New kid on the block IM targets big cap growth prospects
Newly launched boutique Australian investment firm TWC Investment Management (TWC) has unveiled a new global equity strategy targeting companies at the early stages of their industrial lifecycle.
Created for wholesale and institutional investors, the new Select Global Wealth Creators (SGWC) fund invests in a concentrated portfolio of 15-30 high-quality companies “with plausible embedded expectations and positive near-term market sentiment”.
The fund is aimed at investors seeking exposure to a basket of “high cashflow return growth opportunities at reasonable valuations”.
The SGWC aims for annualised returns of three to four per cent over the MSCI World Index, and attracts a management fee of 0.75% p.a.
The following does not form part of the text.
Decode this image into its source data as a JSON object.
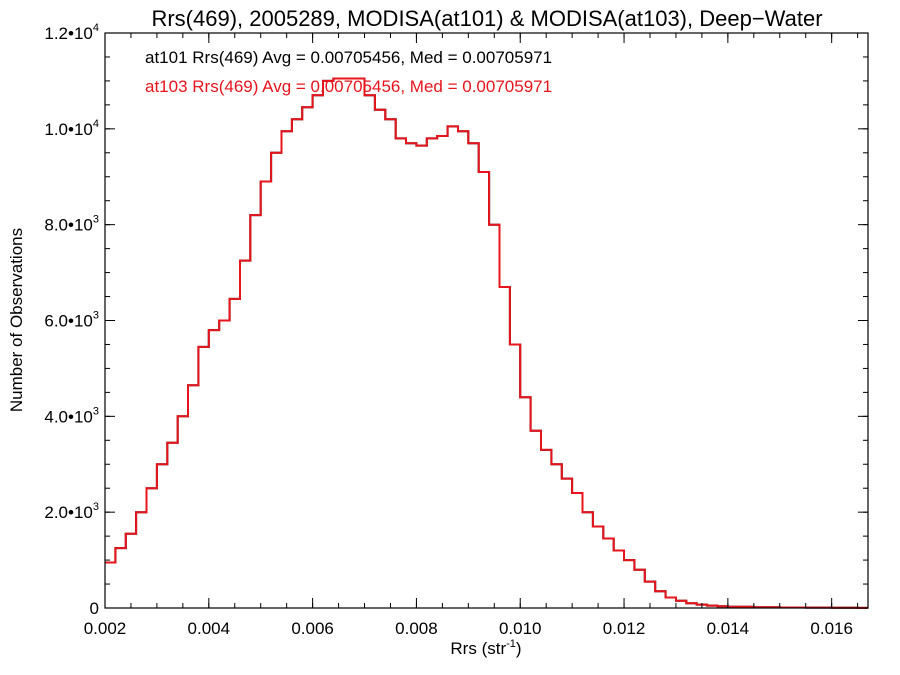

In the three years to end of October 2024, the MSCI World Index has grown 6.90%, with year-to-date gains of 16.9%.
The strategy employs TWC’s proprietary analysis metric, which evaluates publicly listed companies and management teams through an ‘industrial lifecycle lens’ – “anticipating prospective economic return generation in line with consistent corporate performance drivers”.
This “rigorous, evidence-based investment process” involves a proprietary Real Return on Investment (RROI) framework that normalises corporate performance by eliminating distortions from reported accounting statements.
This approach seeks to move away from conventional metrics such as earnings per share (EPS) growth and Price-to-Earnings ratios.
TWC chief executive Owen Hereford notes that the approach aims to “eliminate biases inherent in traditional investing”.
“This enables us to systematically select stocks with the highest potential for outperformance and support our clients’ long-term wealth creation goals.”
The actively managed fund targets a diversity of sectors, seeking companies “with strong cash flow generation run by management teams with proven skill in creating wealth for shareholders”.
Among these include bigtechs Meta and Netflix, chipmaking giant Taiwan Semiconductor Manufacturing Corporation (TSMC), big pharma firms Novo Nordisk and Eli Lilly, fintech Block and global brokerage firm Interactive Brokers.
“Our investment philosophy focuses on identifying innovative companies, such as TSMC and Eli Lilly, with proven track records of generating real economic returns in excess of their cost of capital, along with reasonable embedded expectations and positive near-term operating momentum,” said TWC chief investment officer John Birkhold.
TWC, newly launched last September with three funds, targets wholesale and institutional investors.